Quote from “AMA Principals of Medical Ethics” chapter 5.7-physician assisted suicide page 60. Copyright 2016
The Nazi holocaust began in 1939 with the killing of 6,000 disabled children and 70,000 patients in geriatric and psychiatric institutions. Leo Alexander, a psychiatrist who gave evidence at Nuremberg in 1949 said that ‘its beginnings at first were merely a subtle shift in emphasis in the basic attitude of the physicians. It started with the attitude, basic in the euthanasia movement that there is such a thing as a life not worthy to be lived. This attitude in its early stages concerned itself merely with the severely and chronically sick. Gradually the sphere of those to be included in this category was enlarged to encompass the socially unproductive, the ideologically unwanted, the racially unwanted and finally all non-Germans.’
Psychology teaches that depression is real. It has been studied how the weight of a thought-to-be hopeless future can carry the mind to a dark and despairing place. It has proven that mental anguish and emotional pain can be just as excruciating as physical suffering. While under these kinds of pressures a criminal confession is considered inadmissible. When under mental duress a legal power of attorney and a will can be judicially invalidated. It is well known that important life decisions should not be considered while under strenuous mental circumstances. Yet this law would ask a patient to make life and death decisions concerning these matters during exactly those moments.

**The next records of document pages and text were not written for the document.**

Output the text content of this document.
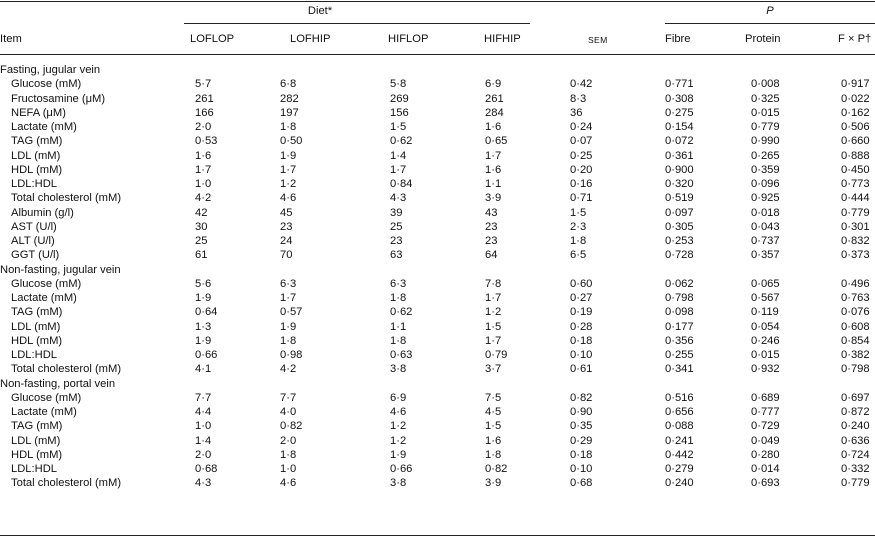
Diet*	P
Item	LOFLOP	LOFHIP	HIFLOP	HIFHIP	SEM	Fibre	Protein	F × P†
Fasting, jugular vein
Glucose (mM)	5·7	6·8	5·8	6·9	0·42	0·771	0·008	0·917
Fructosamine (μM)	261	282	269	261	8·3	0·308	0·325	0·022
NEFA (μM)	166	197	156	284	36	0·275	0·015	0·162
Lactate (mM)	2·0	1·8	1·5	1·6	0·24	0·154	0·779	0·506
TAG (mM)	0·53	0·50	0·62	0·65	0·07	0·072	0·990	0·660
LDL (mM)	1·6	1·9	1·4	1·7	0·25	0·361	0·265	0·888
HDL (mM)	1·7	1·7	1·7	1·6	0·20	0·900	0·359	0·450
LDL:HDL	1·0	1·2	0·84	1·1	0·16	0·320	0·096	0·773
Total cholesterol (mM)	4·2	4·6	4·3	3·9	0·71	0·519	0·925	0·444
Albumin (g/l)	42	45	39	43	1·5	0·097	0·018	0·779
AST (U/l)	30	23	25	23	2·3	0·305	0·043	0·301
ALT (U/l)	25	24	23	23	1·8	0·253	0·737	0·832
GGT (U/l)	61	70	63	64	6·5	0·728	0·357	0·373
Non-fasting, jugular vein
Glucose (mM)	5·6	6·3	6·3	7·8	0·60	0·062	0·065	0·496
Lactate (mM)	1·9	1·7	1·8	1·7	0·27	0·798	0·567	0·763
TAG (mM)	0·64	0·57	0·62	1·2	0·19	0·098	0·119	0·076
LDL (mM)	1·3	1·9	1·1	1·5	0·28	0·177	0·054	0·608
HDL (mM)	1·9	1·8	1·8	1·7	0·18	0·356	0·246	0·854
LDL:HDL	0·66	0·98	0·63	0·79	0·10	0·255	0·015	0·382
Total cholesterol (mM)	4·1	4·2	3·8	3·7	0·61	0·341	0·932	0·798
Non-fasting, portal vein
Glucose (mM)	7·7	7·7	6·9	7·5	0·82	0·516	0·689	0·697
Lactate (mM)	4·4	4·0	4·6	4·5	0·90	0·656	0·777	0·872
TAG (mM)	1·0	0·82	1·2	1·5	0·35	0·088	0·729	0·240
LDL (mM)	1·4	2·0	1·2	1·6	0·29	0·241	0·049	0·636
HDL (mM)	2·0	1·8	1·9	1·8	0·18	0·442	0·280	0·724
LDL:HDL	0·68	1·0	0·66	0·82	0·10	0·279	0·014	0·332
Total cholesterol (mM)	4·3	4·6	3·8	3·9	0·68	0·240	0·693	0·779
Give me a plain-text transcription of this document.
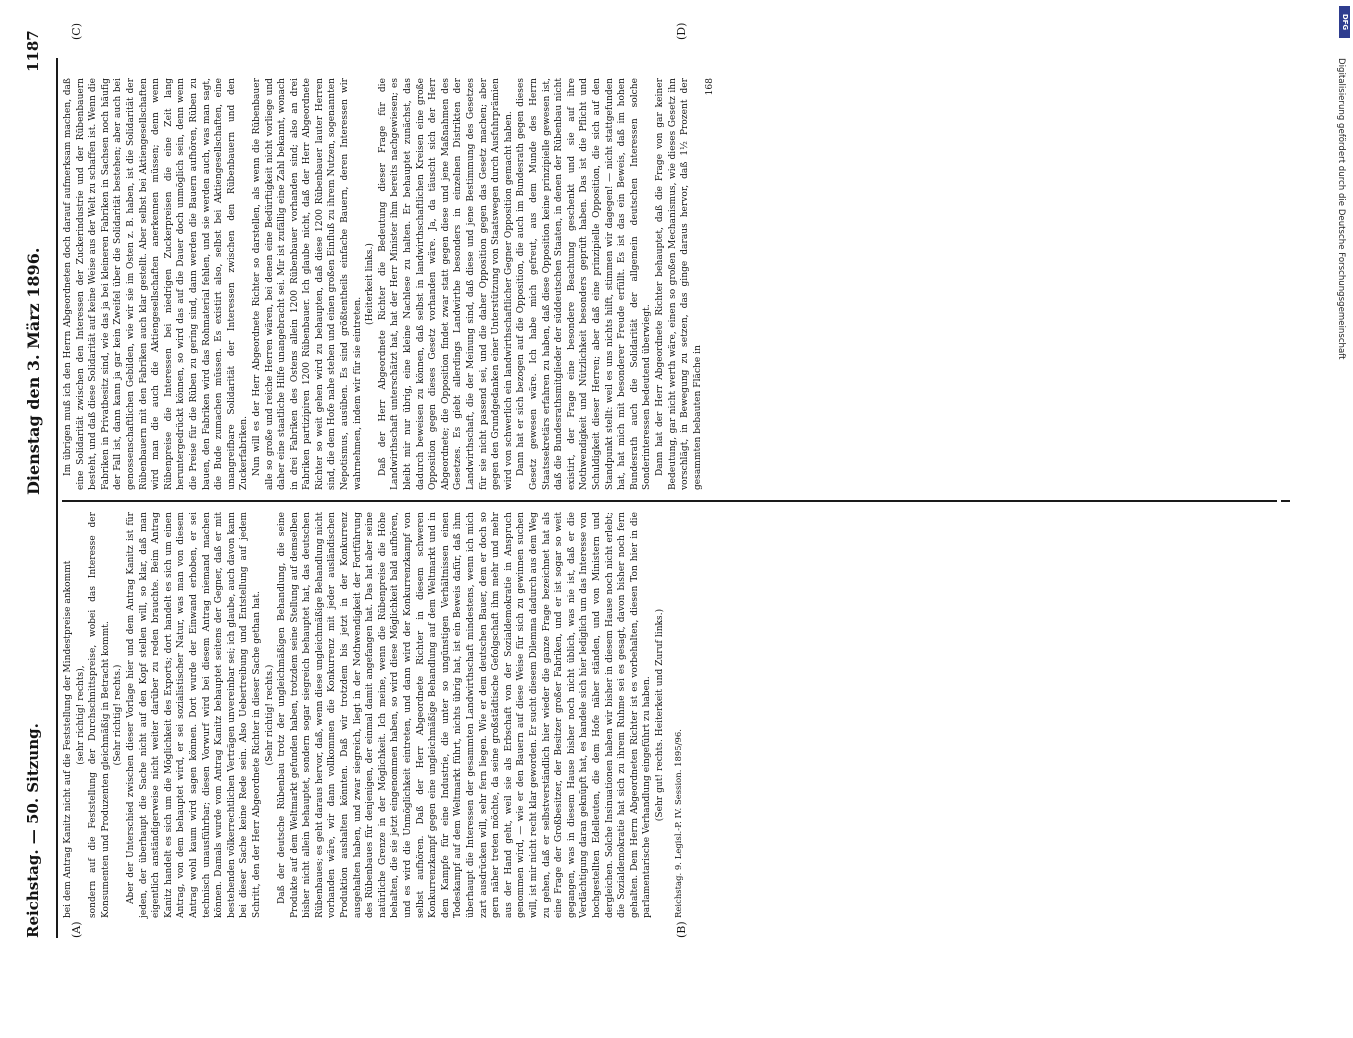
Reichstag. — 50. Sitzung.
Dienstag den 3. März 1896.
1187
(A)	(B)
(C)	(D)

bei dem Antrag Kanitz nicht auf die Feststellung der Mindestpreise ankommt (sehr richtig! rechts), sondern auf die Feststellung der Durchschnittspreise, wobei das Interesse der Konsumenten und Produzenten gleichmäßig in Betracht kommt. (Sehr richtig! rechts.) Aber der Unterschied zwischen dieser Vorlage hier und dem Antrag Kanitz ist für jeden, der überhaupt die Sache nicht auf den Kopf stellen will, so klar, daß man eigentlich anständigerweise nicht weiter darüber zu reden brauchte. Beim Antrag Kanitz handelt es sich um die Möglichkeit des Exports; dort handelt es sich um einen Antrag, von dem behauptet wird, er sei sozialistischer Natur, was man von diesem Antrag wohl kaum wird sagen können. Dort wurde der Einwand erhoben, er sei technisch unausführbar; diesen Vorwurf wird bei diesem Antrag niemand machen können. Damals wurde vom Antrag Kanitz behauptet seitens der Gegner, daß er mit bestehenden völkerrechtlichen Verträgen unvereinbar sei; ich glaube, auch davon kann bei dieser Sache keine Rede sein. Also Uebertreibung und Entstellung auf jedem Schritt, den der Herr Abgeordnete Richter in dieser Sache gethan hat. (Sehr richtig! rechts.) Daß der deutsche Rübenbau trotz der ungleichmäßigen Behandlung, die seine Produkte auf dem Weltmarkt gefunden haben, trotzdem seine Stellung auf demselben bisher nicht allein behauptet, sondern sogar siegreich behauptet hat, das deutschen Rübenbaues; es geht daraus hervor, daß, wenn diese ungleichmäßige Behandlung nicht vorhanden wäre, wir dann vollkommen die Konkurrenz mit jeder ausländischen Produktion aushalten könnten. Daß wir trotzdem bis jetzt in der Konkurrenz ausgehalten haben, und zwar siegreich, liegt in der Nothwendigkeit der Fortführung des Rübenbaues für denjenigen, der einmal damit angefangen hat. Das hat aber seine natürliche Grenze in der Möglichkeit. Ich meine, wenn die Rübenpreise die Höhe behalten, die sie jetzt eingenommen haben, so wird diese Möglichkeit bald aufhören, und es wird die Unmöglichkeit eintreten, und dann wird der Konkurrenzkampf von selbst aufhören. Daß der Herr Abgeordnete Richter in diesem schweren Konkurrenzkampf gegen eine ungleichmäßige Behandlung auf dem Weltmarkt und in dem Kampfe für eine Industrie, die unter so ungünstigen Verhältnissen einen Todeskampf auf dem Weltmarkt führt, nichts übrig hat, ist ein Beweis dafür, daß ihm überhaupt die Interessen der gesammten Landwirthschaft mindestens, wenn ich mich zart ausdrücken will, sehr fern liegen. Wie er dem deutschen Bauer, dem er doch so gern näher treten möchte, da seine großstädtische Gefolgschaft ihm mehr und mehr aus der Hand geht, weil sie als Erbschaft von der Sozialdemokratie in Anspruch genommen wird, — wie er den Bauern auf diese Weise für sich zu gewinnen suchen will, ist mir nicht recht klar geworden. Er sucht diesem Dilemma dadurch aus dem Weg zu gehen, daß er selbstverständlich hier wieder die ganze Frage bezeichnet hat als eine Frage der Großbesitzer, der Besitzer großer Fabriken, und er ist sogar so weit gegangen, was in diesem Hause bisher noch nicht üblich, was nie ist, daß er die Verdächtigung daran geknüpft hat, es handele sich hier lediglich um das Interesse von hochgestellten Edelleuten, die dem Hofe näher ständen, und von Ministern und dergleichen. Solche Insinuationen haben wir bisher in diesem Hause noch nicht erlebt; die Sozialdemokratie hat sich zu ihrem Ruhme sei es gesagt, davon bisher noch fern gehalten. Dem Herrn Abgeordneten Richter ist es vorbehalten, diesen Ton hier in die parlamentarische Verhandlung eingeführt zu haben. (Sehr gut! rechts. Heiterkeit und Zuruf links.)

Reichstag. 9. Legisl.-P. IV. Session. 1895/96.

Im übrigen muß ich den Herrn Abgeordneten doch darauf aufmerksam machen, daß eine Solidarität zwischen den Interessen der Zuckerindustrie und der Rübenbauern besteht, und daß diese Solidarität auf keine Weise aus der Welt zu schaffen ist. Wenn die Fabriken in Privatbesitz sind, wie das ja bei kleineren Fabriken in Sachsen noch häufig der Fall ist, dann kann ja gar kein Zweifel über die Solidarität bestehen; aber auch bei genossenschaftlichen Gebilden, wie wir sie im Osten z. B. haben, ist die Solidarität der Rübenbauern mit den Fabriken auch klar gestellt. Aber selbst bei Aktiengesellschaften wird man die auch die Aktiengesellschaften anerkennen müssen; denn wenn Rübenpreise die Interessen bei niedrigen Zuckerpreisen die eine Zeit lang heruntergedrückt können, so wird das auf die Dauer doch unmöglich sein, denn wenn die Preise für die Rüben zu gering sind, dann werden die Bauern aufhören, Rüben zu bauen, den Fabriken wird das Rohmaterial fehlen, und sie werden auch, was man sagt, die Bude zumachen müssen. Es existirt also, selbst bei Aktiengesellschaften, eine unangreifbare Solidarität der Interessen zwischen den Rübenbauern und den Zuckerfabriken. Nun will es der Herr Abgeordnete Richter so darstellen, als wenn die Rübenbauer alle so große und reiche Herren wären, bei denen eine Bedürftigkeit nicht vorliege und daher eine staatliche Hilfe unangebracht sei. Mir ist zufällig eine Zahl bekannt, wonach in drei Fabriken des Ostens allein 1200 Rübenbauer vorhanden sind; also an drei Fabriken partizipiren 1200 Rübenbauer. Ich glaube nicht, daß der Herr Abgeordnete Richter so weit gehen wird zu behaupten, daß diese 1200 Rübenbauer lauter Herren sind, die dem Hofe nahe stehen und einen großen Einfluß zu ihrem Nutzen, sogenannten Nepotismus, ausüben. Es sind größtentheils einfache Bauern, deren Interessen wir wahrnehmen, indem wir für sie eintreten.

(Heiterkeit links.) Daß der Herr Abgeordnete Richter die Bedeutung dieser Frage für die Landwirthschaft unterschätzt hat, hat der Herr Minister ihm bereits nachgewiesen; es bleibt mir nur übrig, eine kleine Nachlese zu halten. Er behauptet zunächst, das dadurch beweisen zu können, daß selbst in landwirthschaftlichen Kreisen eine große Opposition gegen dieses Gesetz vorhanden wäre. Ja, da täuscht sich der Herr Abgeordnete; die Opposition findet zwar statt gegen diese und jene Maßnahmen des Gesetzes. Es giebt allerdings Landwirthe besonders in einzelnen Distrikten der Landwirthschaft, die der Meinung sind, daß diese und jene Bestimmung des Gesetzes für sie nicht passend sei, und die daher Opposition gegen das Gesetz machen; aber gegen den Grundgedanken einer Unterstützung von Staatswegen durch Ausfuhrprämien wird von schwerlich ein landwirthschaftlicher Gegner Opposition gemacht haben. Dann hat er sich bezogen auf die Opposition, die auch im Bundesrath gegen dieses Gesetz gewesen wäre. Ich habe mich gefreut, aus dem Munde des Herrn Staatssekretärs erfahren zu haben, daß diese Opposition keine prinzipielle gewesen ist, daß die Bundesrathsmitglieder der süddeutschen Staaten, in denen der Rübenbau nicht existirt, der Frage eine besondere Beachtung geschenkt und sie auf ihre Nothwendigkeit und Nützlichkeit besonders geprüft haben. Das ist die Pflicht und Schuldigkeit dieser Herren; aber daß eine prinzipielle Opposition, die sich auf den Standpunkt stellt: weil es uns nichts hilft, stimmen wir dagegen! — nicht stattgefunden hat, hat mich mit besonderer Freude erfüllt. Es ist das ein Beweis, daß im hohen Bundesrath auch die Solidarität der allgemein deutschen Interessen solche Sonderinteressen bedeutend überwiegt. Dann hat der Herr Abgeordnete Richter behauptet, daß die Frage von gar keiner Bedeutung, gar nicht werth wäre, einen so großen Mechanismus, wie dieses Gesetz ihn vorschlägt, in Bewegung zu setzen, das ginge daraus hervor, daß 1½ Prozent der gesammten bebauten Fläche in

168

DFG
Digitalisierung gefördert durch die Deutsche Forschungsgemeinschaft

Let truth inform your decision. Look at the big picture. Don’t follow shallow and manipulative attempts to cloud clear thinking with senseless emotional pleas. No one that breaks with all three philosophical disciplines ends up heading the right direction. There might seem to be an emotional pay off for “providing options” to people facing the end of their life. Some have even chosen to use the word compassion to describe giving those options. However, real compassion helps people to be strong, comfortable and noble during their most vulnerable times. Real compassion does not snuff out human life and create a culture of death. Let life end in dignity thru hospice care and do not force families and doctors to introduce a cold, awkward conversation about optional suicide to people with terminal diagnosis.
Thoughtfully informed, Dominick Cuozzo Board of Directors at the Center for Garden State Families
Editor’s Note: Currently 2018-2019 in the NJ General Assembly the “Aid in Dying for the Terminally Ill Act”; permits qualified terminally ill patient to self-administer medication to end life in a humane and dignified manner is A1504 Assemblyman John Burzichelli and S1072 Senator Nicolas Scutari.